The effective date of the Land Launch contract is July 12, 2005. The agreement provides for a Zenit-3SLB vehicle to lift the PAS-11 satellite to geosynchronous transfer orbit (GTO) from Baikonur by the end of the Second Quarter of 2007. Built by Orbital Sciences Corporation, the 2,500 kg (5,500 lb) Star-2 spacecraft will be located at 43 degrees West Longitude to provide television distribution services for Latin America. Previous Sea Launch missions for PanAmSat include Galaxy 13/Horizons-1 in 2003, Galaxy 3C in 2002 and PAS-9 in 2000.
For Land Launch missions, both the satellite and the launch vehicle will be processed and launched from existing Zenit processing and launch facilities at the Baikonur launch complex. Optimizing on heritage hardware, systems and expertise, Land Launch uses a Zenit-3SLB version of the Sea Launch Zenit-3SL rocket to lift commercial satellites in the 2000-3500 kg range to GTO.
"The Land Launch system is well positioned to reliably and efficiently serve the emerging market requirement for medium weight commercial satellites," said Jim Maser, president and general manager of Sea Launch. "We are proud to have PanAmSat as an established, highly valued customer on our first Land Launch mission. They have enjoyed working with our mature, proven Sea Launch system and team on three successful missions to date and, now, they are extending their trust to include Land Launch."
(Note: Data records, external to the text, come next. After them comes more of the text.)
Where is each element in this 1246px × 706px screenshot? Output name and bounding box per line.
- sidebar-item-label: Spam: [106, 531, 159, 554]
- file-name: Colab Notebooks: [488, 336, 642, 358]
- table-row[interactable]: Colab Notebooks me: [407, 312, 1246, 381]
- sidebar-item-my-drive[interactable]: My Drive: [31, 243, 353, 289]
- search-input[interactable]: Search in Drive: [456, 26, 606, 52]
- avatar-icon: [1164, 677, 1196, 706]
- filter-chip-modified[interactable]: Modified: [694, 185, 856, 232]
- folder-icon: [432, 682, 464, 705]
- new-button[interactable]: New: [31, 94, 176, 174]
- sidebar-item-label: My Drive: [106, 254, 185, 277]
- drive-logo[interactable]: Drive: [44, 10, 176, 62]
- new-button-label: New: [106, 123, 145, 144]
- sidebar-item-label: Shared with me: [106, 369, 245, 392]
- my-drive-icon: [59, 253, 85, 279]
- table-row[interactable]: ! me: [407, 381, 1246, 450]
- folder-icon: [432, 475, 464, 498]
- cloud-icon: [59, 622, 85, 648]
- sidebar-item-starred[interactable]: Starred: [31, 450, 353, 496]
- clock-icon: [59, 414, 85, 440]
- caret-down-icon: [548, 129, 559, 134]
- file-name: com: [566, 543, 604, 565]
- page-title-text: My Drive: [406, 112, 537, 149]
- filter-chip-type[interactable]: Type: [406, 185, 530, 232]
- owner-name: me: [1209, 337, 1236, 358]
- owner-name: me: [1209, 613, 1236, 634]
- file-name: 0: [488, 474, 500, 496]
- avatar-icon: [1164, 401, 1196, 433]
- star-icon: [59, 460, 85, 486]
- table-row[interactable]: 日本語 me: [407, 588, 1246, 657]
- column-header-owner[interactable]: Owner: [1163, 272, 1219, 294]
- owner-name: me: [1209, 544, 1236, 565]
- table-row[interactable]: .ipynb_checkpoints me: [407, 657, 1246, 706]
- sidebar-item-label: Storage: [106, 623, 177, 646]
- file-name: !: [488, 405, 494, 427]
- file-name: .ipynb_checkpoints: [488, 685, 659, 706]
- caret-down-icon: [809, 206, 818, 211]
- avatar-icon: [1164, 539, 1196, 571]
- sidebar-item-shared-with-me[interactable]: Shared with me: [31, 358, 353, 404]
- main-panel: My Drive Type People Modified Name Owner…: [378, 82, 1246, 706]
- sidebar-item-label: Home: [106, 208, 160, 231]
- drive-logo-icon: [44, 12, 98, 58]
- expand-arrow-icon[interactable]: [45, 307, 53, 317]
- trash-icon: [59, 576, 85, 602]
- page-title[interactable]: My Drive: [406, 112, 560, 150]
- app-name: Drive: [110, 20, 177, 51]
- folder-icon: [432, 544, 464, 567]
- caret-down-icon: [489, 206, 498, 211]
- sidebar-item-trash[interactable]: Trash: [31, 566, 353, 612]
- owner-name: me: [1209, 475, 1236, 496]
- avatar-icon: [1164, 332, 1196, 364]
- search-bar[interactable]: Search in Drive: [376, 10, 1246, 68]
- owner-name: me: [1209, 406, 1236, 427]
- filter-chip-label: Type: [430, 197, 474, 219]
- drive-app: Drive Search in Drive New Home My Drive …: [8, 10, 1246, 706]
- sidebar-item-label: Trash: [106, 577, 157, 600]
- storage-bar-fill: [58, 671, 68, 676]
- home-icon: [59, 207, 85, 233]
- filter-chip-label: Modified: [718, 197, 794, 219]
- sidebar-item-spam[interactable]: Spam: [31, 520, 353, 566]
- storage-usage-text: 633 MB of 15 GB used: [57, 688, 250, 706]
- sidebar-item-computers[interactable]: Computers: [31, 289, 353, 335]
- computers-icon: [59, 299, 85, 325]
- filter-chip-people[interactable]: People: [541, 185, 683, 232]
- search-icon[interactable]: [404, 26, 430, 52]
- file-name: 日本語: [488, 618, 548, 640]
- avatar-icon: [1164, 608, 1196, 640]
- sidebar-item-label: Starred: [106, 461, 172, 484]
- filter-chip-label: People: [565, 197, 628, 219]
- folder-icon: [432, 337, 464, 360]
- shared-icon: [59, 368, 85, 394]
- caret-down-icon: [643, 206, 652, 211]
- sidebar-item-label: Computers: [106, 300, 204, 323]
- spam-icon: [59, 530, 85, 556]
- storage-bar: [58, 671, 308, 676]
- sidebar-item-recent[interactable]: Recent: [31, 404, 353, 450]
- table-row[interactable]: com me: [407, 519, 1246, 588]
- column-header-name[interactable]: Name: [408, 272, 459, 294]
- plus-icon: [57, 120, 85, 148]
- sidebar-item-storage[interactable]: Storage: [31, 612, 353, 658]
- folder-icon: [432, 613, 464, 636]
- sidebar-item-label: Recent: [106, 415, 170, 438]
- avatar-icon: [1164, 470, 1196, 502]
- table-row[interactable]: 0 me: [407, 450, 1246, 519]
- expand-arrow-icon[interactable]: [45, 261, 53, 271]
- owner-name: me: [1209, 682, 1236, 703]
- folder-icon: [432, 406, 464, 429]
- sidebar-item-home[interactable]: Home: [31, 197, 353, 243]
"For the past three years, PanAmSat has been challenging the industry to rethink its approach towards asset deployment in what remains a marketplace with generally higher supply than demand," said Jim Frownfelter, president and chief operating officer of PanAmSat. "The use of smaller satellites can significantly improve the industry's return on investment, provide higher reliability, and enable manageable contingency and recovery plans which allow for a more robust network architecture. We are extremely pleased Sea Launch, SIS and the Russian Space Agency have embraced this philosophy by applying the reliable Sea Launch technology that PanAmSat has come to trust towards the efficient deployment of smaller satellite platforms."